Je ne peux pas me reposer sur les exportations récentes montrant

Malheureusement, les exportations de l'Inde n'ont jamais vraiment atteint leur potentiel car elles ne sont tout simplement pas assez compétitives.Malheureusement, les exportations de l’Inde n’ont jamais vraiment atteint leur potentiel car elles ne sont tout simplement pas assez compétitives.

Grâce à la résurgence de l’économie américaine et à une reprise dans d’autres parties du monde, les exportations de l’Inde se portent bien; il s’avère qu’entre janvier et avril, les exportations non pétrolières se sont élevées à 26,3 milliards de dollars par mois, bien mieux que les 23,4 milliards de dollars par mois entre octobre 2019 et janvier 2020, avant que la pandémie ne frappe. Les cueillettes d’avril s’élevaient à 30,63 milliards de dollars, ce qui est sans aucun doute une bonne nouvelle puisqu’elles sont meilleures qu’elles ne l’étaient en avril 2019.

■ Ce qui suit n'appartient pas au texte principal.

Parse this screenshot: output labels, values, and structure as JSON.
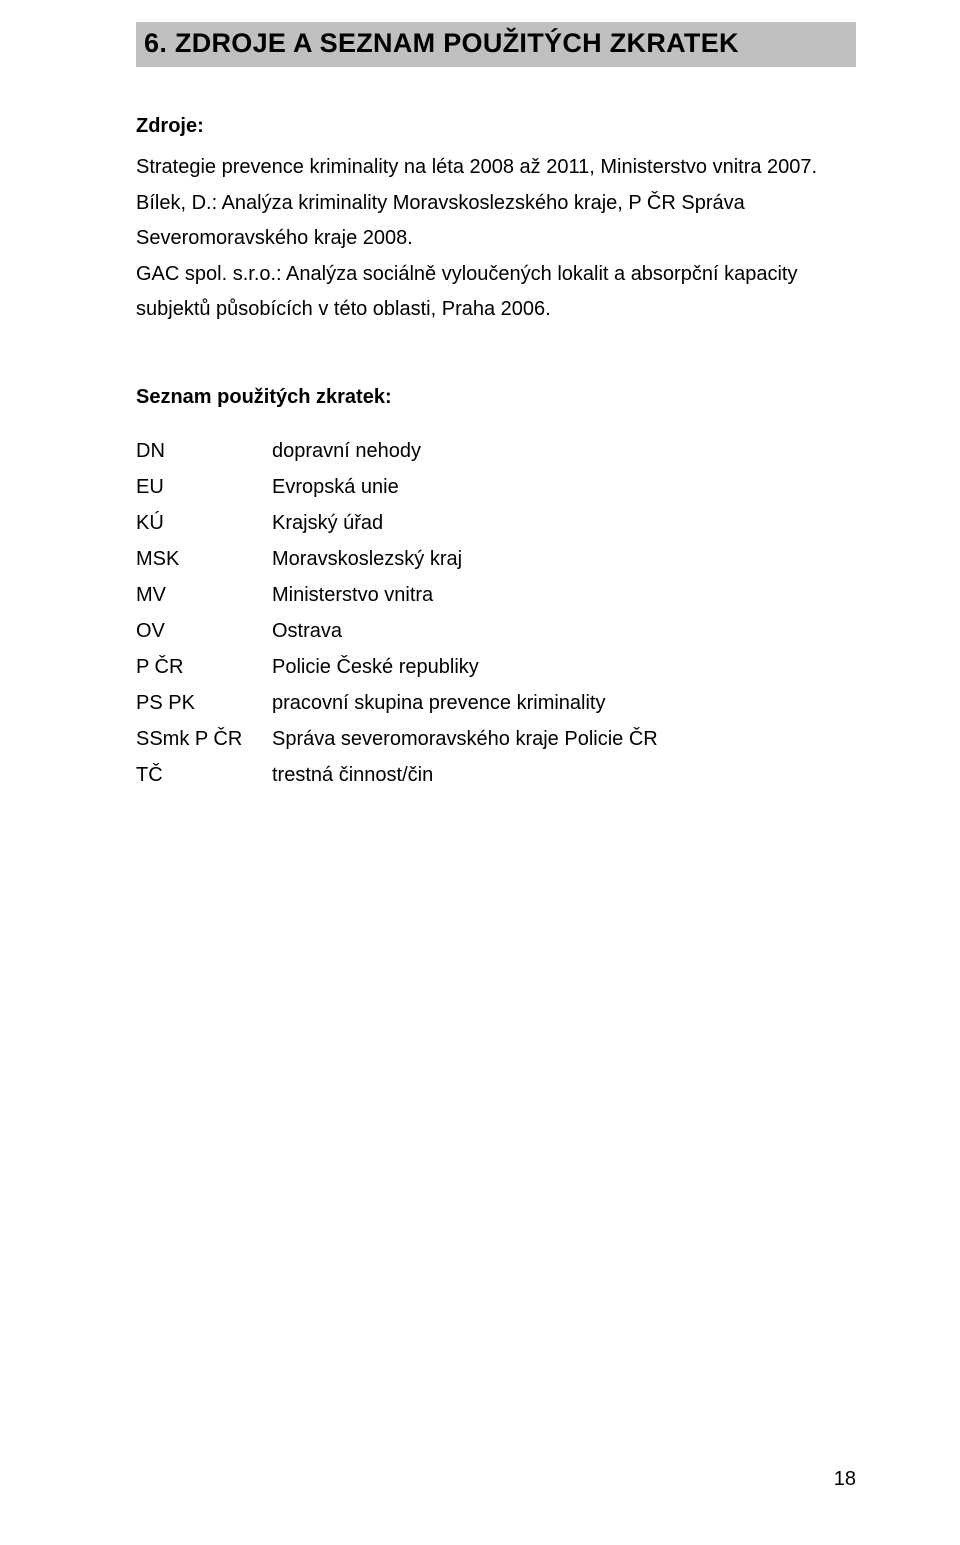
{
  "heading": "6. ZDROJE A SEZNAM POUŽITÝCH ZKRATEK",
  "sources": {
    "label": "Zdroje:",
    "items": [
      "Strategie prevence kriminality na léta 2008 až 2011, Ministerstvo vnitra 2007.",
      "Bílek, D.: Analýza kriminality Moravskoslezského kraje, P ČR Správa Severomoravského kraje 2008.",
      "GAC spol. s.r.o.: Analýza sociálně vyloučených lokalit a absorpční kapacity subjektů působících v této oblasti, Praha 2006."
    ]
  },
  "abbreviations": {
    "label": "Seznam použitých zkratek:",
    "rows": [
      {
        "key": "DN",
        "value": "dopravní nehody"
      },
      {
        "key": "EU",
        "value": "Evropská unie"
      },
      {
        "key": "KÚ",
        "value": "Krajský úřad"
      },
      {
        "key": "MSK",
        "value": "Moravskoslezský kraj"
      },
      {
        "key": "MV",
        "value": "Ministerstvo vnitra"
      },
      {
        "key": "OV",
        "value": "Ostrava"
      },
      {
        "key": "P ČR",
        "value": "Policie České republiky"
      },
      {
        "key": "PS PK",
        "value": "pracovní skupina prevence kriminality"
      },
      {
        "key": "SSmk P ČR",
        "value": "Správa severomoravského kraje Policie ČR"
      },
      {
        "key": "TČ",
        "value": "trestná činnost/čin"
      }
    ]
  },
  "page_number": "18"
}
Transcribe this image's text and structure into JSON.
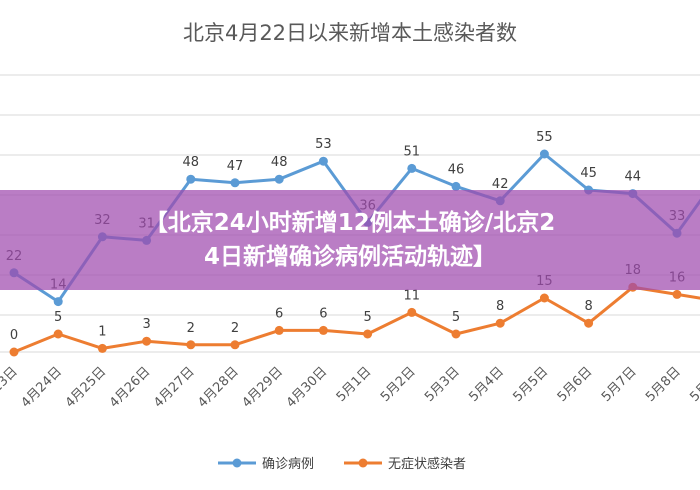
{
  "chart_data": {
    "type": "line",
    "title": "北京4月22日以来新增本土感染者数",
    "categories": [
      "4月23日",
      "4月24日",
      "4月25日",
      "4月26日",
      "4月27日",
      "4月28日",
      "4月29日",
      "4月30日",
      "5月1日",
      "5月2日",
      "5月3日",
      "5月4日",
      "5月5日",
      "5月6日",
      "5月7日",
      "5月8日",
      "5月9日"
    ],
    "series": [
      {
        "name": "确诊病例",
        "color": "#5b9bd5",
        "values": [
          22,
          14,
          32,
          31,
          48,
          47,
          48,
          53,
          36,
          51,
          46,
          42,
          55,
          45,
          44,
          33,
          50
        ]
      },
      {
        "name": "无症状感染者",
        "color": "#ed7d31",
        "values": [
          0,
          5,
          1,
          3,
          2,
          2,
          6,
          6,
          5,
          11,
          5,
          8,
          15,
          8,
          18,
          16,
          14
        ]
      }
    ],
    "ylim": [
      -3,
      70
    ],
    "grid": true,
    "legend": "bottom"
  },
  "overlay": {
    "line1": "【北京24小时新增12例本土确诊/北京2",
    "line2": "4日新增确诊病例活动轨迹】"
  }
}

Malheureusement, les exportations de l’Inde n’ont jamais vraiment atteint leur potentiel car elles ne sont tout simplement pas assez compétitives. De manière embarrassante, les exportations de l’Inde ont rampé entre 2011 et 2019, tandis que celles du Bangladesh voisin galopaient. Dans le secteur de l’habillement, par exemple, où nous avons un avantage distinct, les pays d’Asie du Sud et du Sud-Est comme le Vietnam et le Bangladesh sont désormais de puissants concurrents, ce qui leur fait perdre des parts de marché. Ils ont été intelligents pour proposer de meilleures politiques du travail et des terres, en veillant à ce que l’environnement des affaires soit convivial. En Inde, les infrastructures restent désespérément inadéquates, les politiques du travail sont rigides et il n’est pas encore tout à fait facile de faire des affaires.

Le plus gros problème, cependant, est l’approche de nos décideurs qui préfèrent regarder à l’intérieur et rester protectionnistes. Comme l’économiste du commerce et ancien président de NITI Aayog, Arvind Panagaryia, l’a si justement soutenu, l’Inde doit sortir du piège de la substitution des importations avant de devenir une puissance d’exportation. Après tout, l’objectif d’avoir une base d’exportation solide est de pouvoir importer les marchandises que le pays ne peut pas produire suffisamment efficacement. Malheureusement, les producteurs nationaux influents ont orienté le programme politique, convaincant avec succès les gouvernements qu’ils devraient se voir accorder une liberté de mouvement sur le marché – un environnement sans risque dans lequel des tarifs douaniers élevés sur les importations tiennent la concurrence étrangère à distance. Les gouvernements ont, le plus souvent, cédé à ces demandes, contrecarrant ainsi complètement l’initiative d’exportation tout en créant un ensemble de producteurs moins efficaces qui sont incapables de construire une échelle significative pour être compétitifs à l’échelle mondiale. Dans le secteur de la téléphonie mobile, par exemple, plusieurs acteurs locaux sont entrés sur le marché, mais aucun n’est devenu suffisamment grand pour devenir une multinationale.

L’Inde a choisi de ne pas participer aux pactes commerciaux mondiaux, plus récemment, le RCEP à 15 pays. New Delhi ne voulait pas bouger sur ses demandes d’un mécanisme «d’auto-déclenchement» pour protéger le marché local du dumping et de règles strictes d’origine des produits importés pour contrôler l’abus des concessions tarifaires. Cela peut ou non être la bonne stratégie; certains experts affirment que l’Inde a des déficits commerciaux avec 11 des 15 pays du RCEP et n’a pas été en mesure de tirer parti des pactes commerciaux bilatéraux. Cependant, alors qu’elle s’efforce de réorganiser sa politique commerciale, l’Inde doit mettre la barre haute. Comme l’a souligné l’économiste en chef de JP Morgan pour l’Inde, Sajjid Chinoy, la forte croissance du PIB de l’Inde dans le passé a été directement liée à la croissance des exportations et pas tellement à la consommation locale. Pendant les années de boom de 2003 à 2008, la croissance des exportations réelles de l’Inde a été en moyenne de 17,8% par an, tandis que la consommation (publique et privée) n’a augmenté que de 7,2%. Le ministre du Commerce et de l’Industrie, Piyush Goyal, peut penser que les exportations atteindront 400 milliards de dollars cette année, mais en aucune année, elles n’ont dépassé 330 milliards de dollars. En FY16 et FY17, les exportations se sont effondrées à 262 milliards de dollars et 276 milliards de dollars, respectivement, contre plus de 300 milliards de dollars les trois années précédentes, reprenant de l’élan sur cette base très basse au cours des trois années suivantes. Avant de nous fixer des objectifs ambitieux, nous devons régler les choses sur le terrain.